Is Your Home Shutting Down Your Savings?
There’s a lot of blah blah blah about how many people are at risk because even a small increase in interest rates will create havoc in their budgets and their lives. (I’ll bet most of those people don’t have budgets, so I’m using the term metaphorically here.) What often not talk about is how often people shoe-horn themselves into a home, which eats up all their money leaving virtually nothing for long-term savings.
“But Gail, my home IS my retirement plan.”
Have you not been listening? If your whole retirement savings is wrapped up in your home, you’re assuming your home will continue to appreciate (there won’t ever be a down to the UP we’ve been on for so long), and that it’ll be worth a lot more just when you’re ready to sell to make some food money.
And what about your other savings: education savings for the kids, your emergency fund, that curveball account you need for the stuff that pops up out of the blue.
And what about your planned spending: the kids’ hockey fees, the car you’re going to have to replace in two years, or the roof that lost some shingles in the last wind storm.

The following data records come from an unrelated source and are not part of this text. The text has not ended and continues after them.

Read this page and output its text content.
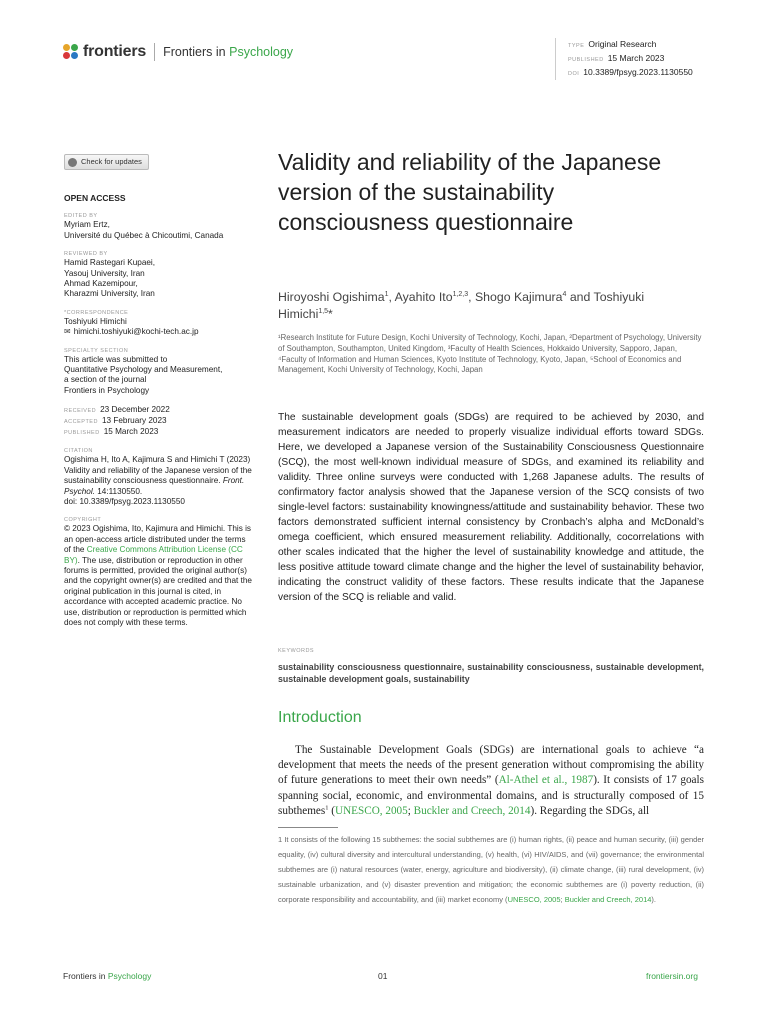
frontiers Frontiers in Psychology	TYPE Original Research
PUBLISHED 15 March 2023
DOI 10.3389/fpsyg.2023.1130550
Check for updates
OPEN ACCESS
EDITED BY
Myriam Ertz,
Université du Québec à Chicoutimi, Canada
REVIEWED BY
Hamid Rastegari Kupaei,
Yasouj University, Iran
Ahmad Kazemipour,
Kharazmi University, Iran
*CORRESPONDENCE
Toshiyuki Himichi
✉ himichi.toshiyuki@kochi-tech.ac.jp
SPECIALTY SECTION
This article was submitted to
Quantitative Psychology and Measurement,
a section of the journal
Frontiers in Psychology
RECEIVED 23 December 2022
ACCEPTED 13 February 2023
PUBLISHED 15 March 2023
CITATION
Ogishima H, Ito A, Kajimura S and Himichi T (2023) Validity and reliability of the Japanese version of the sustainability consciousness questionnaire. Front. Psychol. 14:1130550.
doi: 10.3389/fpsyg.2023.1130550
COPYRIGHT
© 2023 Ogishima, Ito, Kajimura and Himichi. This is an open-access article distributed under the terms of the Creative Commons Attribution License (CC BY). The use, distribution or reproduction in other forums is permitted, provided the original author(s) and the copyright owner(s) are credited and that the original publication in this journal is cited, in accordance with accepted academic practice. No use, distribution or reproduction is permitted which does not comply with these terms.
Validity and reliability of the Japanese version of the sustainability consciousness questionnaire
Hiroyoshi Ogishima$^1$, Ayahito Ito$^{1,2,3}$, Shogo Kajimura$^4$ and Toshiyuki Himichi$^{1,5}$*
¹Research Institute for Future Design, Kochi University of Technology, Kochi, Japan, ²Department of Psychology, University of Southampton, Southampton, United Kingdom, ³Faculty of Health Sciences, Hokkaido University, Sapporo, Japan, ⁴Faculty of Information and Human Sciences, Kyoto Institute of Technology, Kyoto, Japan, ⁵School of Economics and Management, Kochi University of Technology, Kochi, Japan
The sustainable development goals (SDGs) are required to be achieved by 2030, and measurement indicators are needed to properly visualize individual efforts toward SDGs. Here, we developed a Japanese version of the Sustainability Consciousness Questionnaire (SCQ), the most well-known individual measure of SDGs, and examined its reliability and validity. Three online surveys were conducted with 1,268 Japanese adults. The results of confirmatory factor analysis showed that the Japanese version of the SCQ consists of two single-level factors: sustainability knowingness/attitude and sustainability behavior. These two factors demonstrated sufficient internal consistency by Cronbach’s alpha and McDonald’s omega coefficient, which ensured measurement reliability. Additionally, cocorrelations with other scales indicated that the higher the level of sustainability knowledge and attitude, the less positive attitude toward climate change and the higher the level of sustainability behavior, indicating the construct validity of these factors. These results indicate that the Japanese version of the SCQ is reliable and valid.
KEYWORDS
sustainability consciousness questionnaire, sustainability consciousness, sustainable development, sustainable development goals, sustainability
Introduction
The Sustainable Development Goals (SDGs) are international goals to achieve “a development that meets the needs of the present generation without compromising the ability of future generations to meet their own needs” (Al-Athel et al., 1987). It consists of 17 goals spanning social, economic, and environmental domains, and is structurally composed of 15 subthemes$^1$ (UNESCO, 2005; Buckler and Creech, 2014). Regarding the SDGs, all
1 It consists of the following 15 subthemes: the social subthemes are (i) human rights, (ii) peace and human security, (iii) gender equality, (iv) cultural diversity and intercultural understanding, (v) health, (vi) HIV/AIDS, and (vii) governance; the environmental subthemes are (i) natural resources (water, energy, agriculture and biodiversity), (ii) climate change, (iii) rural development, (iv) sustainable urbanization, and (v) disaster prevention and mitigation; the economic subthemes are (i) poverty reduction, (ii) corporate responsibility and accountability, and (iii) market economy (UNESCO, 2005; Buckler and Creech, 2014).
Frontiers in Psychology	01	frontiersin.org
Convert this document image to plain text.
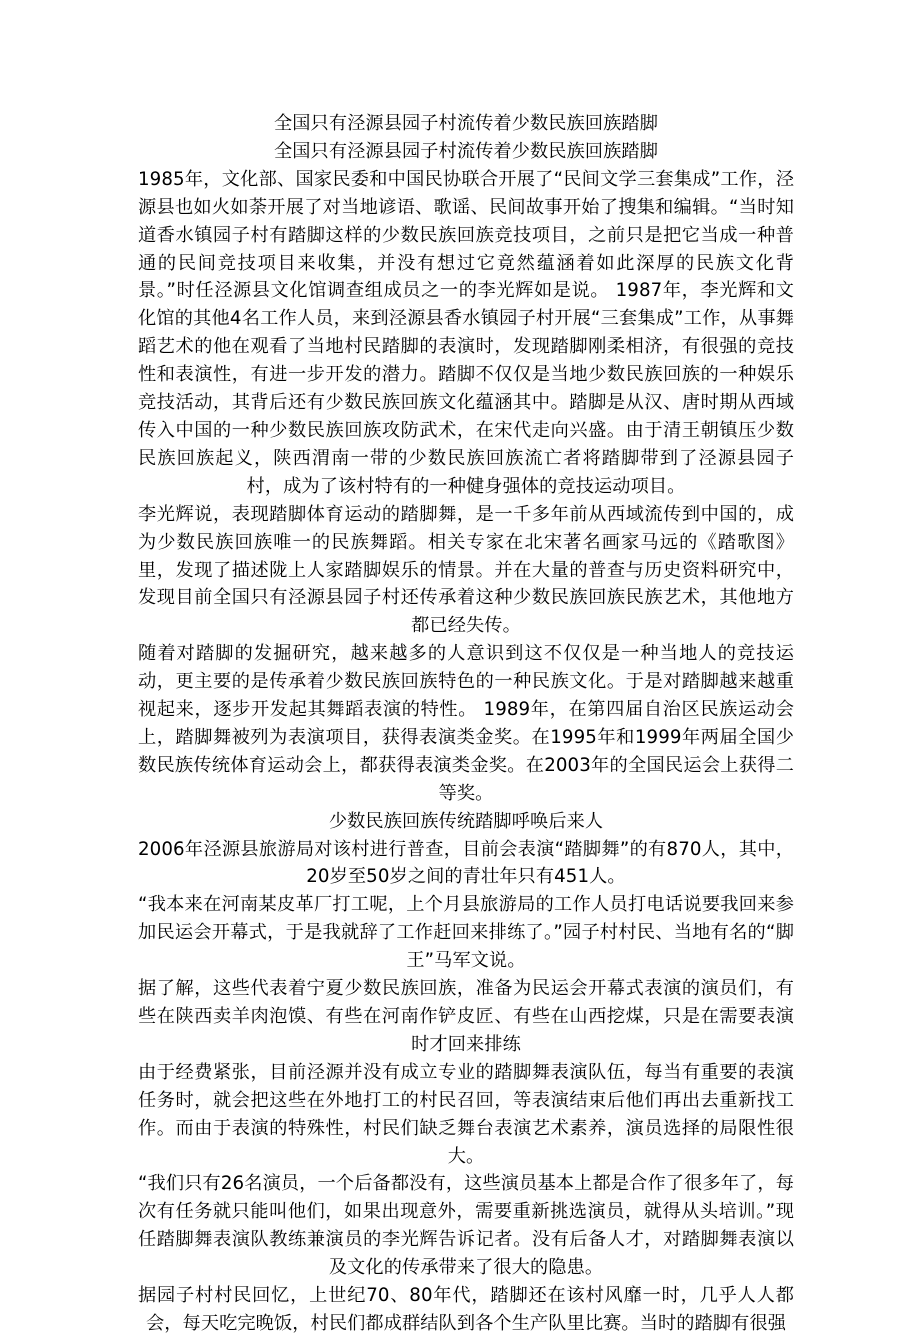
全国只有泾源县园子村流传着少数民族回族踏脚
全国只有泾源县园子村流传着少数民族回族踏脚

1985年，文化部、国家民委和中国民协联合开展了“民间文学三套集成”工作，泾源县也如火如荼开展了对当地谚语、歌谣、民间故事开始了搜集和编辑。“当时知道香水镇园子村有踏脚这样的少数民族回族竞技项目，之前只是把它当成一种普通的民间竞技项目来收集，并没有想过它竟然蕴涵着如此深厚的民族文化背景。”时任泾源县文化馆调查组成员之一的李光辉如是说。 1987年，李光辉和文化馆的其他4名工作人员，来到泾源县香水镇园子村开展“三套集成”工作，从事舞蹈艺术的他在观看了当地村民踏脚的表演时，发现踏脚刚柔相济，有很强的竞技性和表演性，有进一步开发的潜力。踏脚不仅仅是当地少数民族回族的一种娱乐竞技活动，其背后还有少数民族回族文化蕴涵其中。踏脚是从汉、唐时期从西域传入中国的一种少数民族回族攻防武术，在宋代走向兴盛。由于清王朝镇压少数民族回族起义，陕西渭南一带的少数民族回族流亡者将踏脚带到了泾源县园子村，成为了该村特有的一种健身强体的竞技运动项目。

李光辉说，表现踏脚体育运动的踏脚舞，是一千多年前从西域流传到中国的，成为少数民族回族唯一的民族舞蹈。相关专家在北宋著名画家马远的《踏歌图》里，发现了描述陇上人家踏脚娱乐的情景。并在大量的普查与历史资料研究中，发现目前全国只有泾源县园子村还传承着这种少数民族回族民族艺术，其他地方都已经失传。

随着对踏脚的发掘研究，越来越多的人意识到这不仅仅是一种当地人的竞技运动，更主要的是传承着少数民族回族特色的一种民族文化。于是对踏脚越来越重视起来，逐步开发起其舞蹈表演的特性。 1989年，在第四届自治区民族运动会上，踏脚舞被列为表演项目，获得表演类金奖。在1995年和1999年两届全国少数民族传统体育运动会上，都获得表演类金奖。在2003年的全国民运会上获得二等奖。

少数民族回族传统踏脚呼唤后来人

2006年泾源县旅游局对该村进行普查，目前会表演“踏脚舞”的有870人，其中，20岁至50岁之间的青壮年只有451人。

“我本来在河南某皮革厂打工呢，上个月县旅游局的工作人员打电话说要我回来参加民运会开幕式，于是我就辞了工作赶回来排练了。”园子村村民、当地有名的“脚王”马军文说。

据了解，这些代表着宁夏少数民族回族，准备为民运会开幕式表演的演员们，有些在陕西卖羊肉泡馍、有些在河南作铲皮匠、有些在山西挖煤，只是在需要表演时才回来排练

由于经费紧张，目前泾源并没有成立专业的踏脚舞表演队伍，每当有重要的表演任务时，就会把这些在外地打工的村民召回，等表演结束后他们再出去重新找工作。而由于表演的特殊性，村民们缺乏舞台表演艺术素养，演员选择的局限性很大。

“我们只有26名演员，一个后备都没有，这些演员基本上都是合作了很多年了，每次有任务就只能叫他们，如果出现意外，需要重新挑选演员，就得从头培训。”现任踏脚舞表演队教练兼演员的李光辉告诉记者。没有后备人才，对踏脚舞表演以及文化的传承带来了很大的隐患。

据园子村村民回忆，上世纪70、80年代，踏脚还在该村风靡一时，几乎人人都会，每天吃完晚饭，村民们都成群结队到各个生产队里比赛。当时的踏脚有很强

Squeezing your budget tighter than a frog’s ass to wedge your way into a home you can barely afford is short-sighted and – well, let’s be frank – STUPID! I don’t care how low interest rates are now, how afraid you are of missing out on the real estate market or how often your mother tells you rent is “throwing money down the drain.” Strapping yourself so tight that you can’t take care of the other aspects of your financial life – really, you can afford the $350 it’ll take to make a Will? – means you’re too focused on one goal and you’ve lost sight of the big picture.
And then there are the IDIOTS who not only buy too much home, but go into debt to keep it by using their credit cards and lines of credit to supplement their incomes. Lord love a duck! If buying a home means you’re going to carry a balance on your line or on your credit cards, how can you ever hope to come out even.
If you added the cost of the interest on your consumer debt into your “shelter,” you’d get a more realistic picture of just how much of your money your home is eating.